In 2010, Democrats are doing what Republicans did four years ago. This week, they held a predictably futile vote on the Defense Department’s don’t-ask-don’t-tell policy for homosexuals in the military service. Democrats also rolled into the same vote the DREAM Act. That’s the Democratic proposal that grants an amnesty to certain illegal immigrants attending college here and allows their schools to admit them at a tuition rate that is lower than the out-of-state rate charged to American citizens. These measures are strictly designed to energize the Democrats’ left-wing base in an election year. The DREAM Act, in particular, will likely be touted in a series of Spanish-language television ads for Democrats in western states.
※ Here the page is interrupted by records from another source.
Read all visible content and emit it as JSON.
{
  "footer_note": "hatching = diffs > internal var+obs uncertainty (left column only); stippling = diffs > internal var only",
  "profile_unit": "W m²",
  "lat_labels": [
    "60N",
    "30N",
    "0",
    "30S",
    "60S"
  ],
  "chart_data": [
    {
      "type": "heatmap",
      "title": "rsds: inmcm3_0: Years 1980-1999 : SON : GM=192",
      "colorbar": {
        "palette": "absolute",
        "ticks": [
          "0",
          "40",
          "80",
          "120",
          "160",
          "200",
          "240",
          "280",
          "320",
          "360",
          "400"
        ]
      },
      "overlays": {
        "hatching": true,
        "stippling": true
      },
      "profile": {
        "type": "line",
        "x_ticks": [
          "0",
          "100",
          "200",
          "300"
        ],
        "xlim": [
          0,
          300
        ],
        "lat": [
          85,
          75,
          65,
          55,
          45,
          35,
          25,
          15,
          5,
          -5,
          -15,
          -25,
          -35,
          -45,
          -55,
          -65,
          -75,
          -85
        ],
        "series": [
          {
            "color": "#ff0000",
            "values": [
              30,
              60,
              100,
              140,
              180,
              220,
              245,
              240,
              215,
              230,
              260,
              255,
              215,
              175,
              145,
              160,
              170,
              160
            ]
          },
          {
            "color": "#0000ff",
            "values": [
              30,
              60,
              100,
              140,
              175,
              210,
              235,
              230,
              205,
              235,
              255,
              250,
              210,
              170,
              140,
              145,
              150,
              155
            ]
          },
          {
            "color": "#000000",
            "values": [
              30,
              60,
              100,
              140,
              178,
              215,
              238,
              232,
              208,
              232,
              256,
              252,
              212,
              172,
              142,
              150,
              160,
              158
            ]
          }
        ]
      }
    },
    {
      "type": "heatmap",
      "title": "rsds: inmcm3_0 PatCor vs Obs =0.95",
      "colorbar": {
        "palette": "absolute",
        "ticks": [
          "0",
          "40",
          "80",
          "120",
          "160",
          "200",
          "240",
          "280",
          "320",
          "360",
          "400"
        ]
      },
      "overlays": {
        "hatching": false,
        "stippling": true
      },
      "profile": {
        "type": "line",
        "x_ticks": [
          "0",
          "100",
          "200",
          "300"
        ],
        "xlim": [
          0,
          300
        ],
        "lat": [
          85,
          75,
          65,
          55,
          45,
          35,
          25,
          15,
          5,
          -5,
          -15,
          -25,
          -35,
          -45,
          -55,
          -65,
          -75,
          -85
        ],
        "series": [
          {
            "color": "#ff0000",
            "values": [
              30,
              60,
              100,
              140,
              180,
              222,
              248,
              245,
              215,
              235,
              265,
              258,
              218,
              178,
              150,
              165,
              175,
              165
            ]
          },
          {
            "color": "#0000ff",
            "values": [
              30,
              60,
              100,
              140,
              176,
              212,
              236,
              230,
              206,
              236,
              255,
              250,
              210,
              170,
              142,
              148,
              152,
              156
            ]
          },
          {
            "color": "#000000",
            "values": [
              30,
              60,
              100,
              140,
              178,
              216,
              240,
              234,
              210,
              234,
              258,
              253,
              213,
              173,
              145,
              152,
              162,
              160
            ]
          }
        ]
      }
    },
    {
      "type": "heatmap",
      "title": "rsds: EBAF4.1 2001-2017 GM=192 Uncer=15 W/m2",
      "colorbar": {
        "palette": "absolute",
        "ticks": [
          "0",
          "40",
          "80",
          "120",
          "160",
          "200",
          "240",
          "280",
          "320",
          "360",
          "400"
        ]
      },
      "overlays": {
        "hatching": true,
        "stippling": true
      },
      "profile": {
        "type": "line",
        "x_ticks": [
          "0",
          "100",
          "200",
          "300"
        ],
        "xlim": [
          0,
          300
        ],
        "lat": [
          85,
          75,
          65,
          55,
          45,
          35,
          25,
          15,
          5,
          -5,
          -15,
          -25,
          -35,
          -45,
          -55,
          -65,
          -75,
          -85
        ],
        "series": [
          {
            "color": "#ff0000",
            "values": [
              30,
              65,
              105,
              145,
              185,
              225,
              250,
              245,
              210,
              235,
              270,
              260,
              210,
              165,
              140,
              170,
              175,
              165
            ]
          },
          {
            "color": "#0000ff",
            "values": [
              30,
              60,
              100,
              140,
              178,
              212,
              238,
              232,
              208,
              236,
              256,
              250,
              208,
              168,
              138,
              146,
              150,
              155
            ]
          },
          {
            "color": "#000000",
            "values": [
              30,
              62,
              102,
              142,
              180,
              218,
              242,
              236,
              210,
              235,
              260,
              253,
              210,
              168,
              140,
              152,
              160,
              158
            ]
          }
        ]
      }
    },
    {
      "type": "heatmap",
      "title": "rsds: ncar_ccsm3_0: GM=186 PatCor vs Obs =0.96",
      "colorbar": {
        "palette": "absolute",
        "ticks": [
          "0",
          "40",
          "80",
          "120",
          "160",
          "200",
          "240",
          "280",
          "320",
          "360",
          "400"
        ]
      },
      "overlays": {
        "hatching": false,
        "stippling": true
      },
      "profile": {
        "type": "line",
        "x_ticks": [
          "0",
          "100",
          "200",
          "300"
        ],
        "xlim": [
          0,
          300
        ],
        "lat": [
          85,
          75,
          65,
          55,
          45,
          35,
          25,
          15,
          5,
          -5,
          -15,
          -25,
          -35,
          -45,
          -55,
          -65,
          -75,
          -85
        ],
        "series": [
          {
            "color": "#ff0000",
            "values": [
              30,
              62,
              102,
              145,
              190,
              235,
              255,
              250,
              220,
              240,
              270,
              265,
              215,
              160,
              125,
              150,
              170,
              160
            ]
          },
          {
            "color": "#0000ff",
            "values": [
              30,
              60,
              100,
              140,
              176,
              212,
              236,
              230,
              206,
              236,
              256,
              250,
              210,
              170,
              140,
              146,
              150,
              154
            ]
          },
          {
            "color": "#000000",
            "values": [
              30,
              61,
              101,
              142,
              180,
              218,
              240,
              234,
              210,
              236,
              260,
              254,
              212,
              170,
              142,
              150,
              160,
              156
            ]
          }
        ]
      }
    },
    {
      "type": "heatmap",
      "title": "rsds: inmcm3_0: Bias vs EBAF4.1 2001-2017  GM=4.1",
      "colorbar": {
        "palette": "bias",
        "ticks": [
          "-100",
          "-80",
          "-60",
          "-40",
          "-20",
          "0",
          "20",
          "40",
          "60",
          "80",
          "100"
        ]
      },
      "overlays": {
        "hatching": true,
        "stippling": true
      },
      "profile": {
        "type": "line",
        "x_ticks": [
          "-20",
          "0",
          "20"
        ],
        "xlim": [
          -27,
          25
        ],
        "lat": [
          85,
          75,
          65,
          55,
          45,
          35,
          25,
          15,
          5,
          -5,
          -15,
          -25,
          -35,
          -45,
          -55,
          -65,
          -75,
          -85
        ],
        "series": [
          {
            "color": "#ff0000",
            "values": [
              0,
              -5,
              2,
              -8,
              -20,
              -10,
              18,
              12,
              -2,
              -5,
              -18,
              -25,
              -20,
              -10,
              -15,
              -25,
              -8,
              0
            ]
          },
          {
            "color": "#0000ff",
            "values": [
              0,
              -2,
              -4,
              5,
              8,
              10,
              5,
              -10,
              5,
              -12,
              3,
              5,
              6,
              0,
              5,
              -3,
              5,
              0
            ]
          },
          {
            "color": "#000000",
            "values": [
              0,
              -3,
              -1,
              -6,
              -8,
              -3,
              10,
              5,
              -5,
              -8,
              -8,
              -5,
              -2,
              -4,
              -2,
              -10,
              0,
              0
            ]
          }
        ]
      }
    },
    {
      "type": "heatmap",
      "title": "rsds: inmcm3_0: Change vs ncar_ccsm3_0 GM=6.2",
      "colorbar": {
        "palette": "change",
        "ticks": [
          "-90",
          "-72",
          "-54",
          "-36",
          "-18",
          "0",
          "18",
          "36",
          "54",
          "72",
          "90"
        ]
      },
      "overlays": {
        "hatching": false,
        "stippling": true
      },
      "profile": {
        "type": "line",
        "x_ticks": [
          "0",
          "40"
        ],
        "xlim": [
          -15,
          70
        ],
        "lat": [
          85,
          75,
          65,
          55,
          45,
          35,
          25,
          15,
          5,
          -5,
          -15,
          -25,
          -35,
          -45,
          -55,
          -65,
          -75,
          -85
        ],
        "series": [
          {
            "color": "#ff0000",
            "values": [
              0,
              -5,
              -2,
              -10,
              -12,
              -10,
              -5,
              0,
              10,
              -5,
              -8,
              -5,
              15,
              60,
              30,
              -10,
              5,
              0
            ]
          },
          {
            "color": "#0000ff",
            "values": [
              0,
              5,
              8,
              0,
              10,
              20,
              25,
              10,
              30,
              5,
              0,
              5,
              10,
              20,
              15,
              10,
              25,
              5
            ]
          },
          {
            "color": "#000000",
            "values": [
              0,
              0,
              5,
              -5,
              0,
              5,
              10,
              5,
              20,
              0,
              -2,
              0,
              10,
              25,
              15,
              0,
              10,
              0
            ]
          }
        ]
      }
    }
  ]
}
\Meanwhile, the House GOP has unveiled its 2011 legislative agenda in a “Pledge to America.” It is far from perfect, but it is an encouraging sign that Republicans, like the Democrats of 2006, are talking about issues voters actually care about right now: out-of-control federal spending, excessive taxes and the backroom deals that characterized the passage of Obamacare and other legislation in the 111th Congress. The Pledge includes repeal of Obamacare and replacing it with reforms that put consumers back in charge of their relationships with their doctors and their health care. There are also spending cuts, and a promise to post the final versions of bills online for 72 hours before the House votes on them.
The Pledge contains a lot of common-sense ideas. The large tax deduction the House GOP promises for small businesses, for example, will do far more to boost Main Street commerce than President Barack Obama’s billions in new government-guaranteed business loans. And the freeze on stimulus spending is particularly appropriate, given the failure of Obama’s $814 billion stimulus package to generate private sector job creation. On Nov. 2, voters will have a choice between the substantive proposals in the Republican pledge, and more of the same kind of legislative gimmicks they saw from Democrats this week.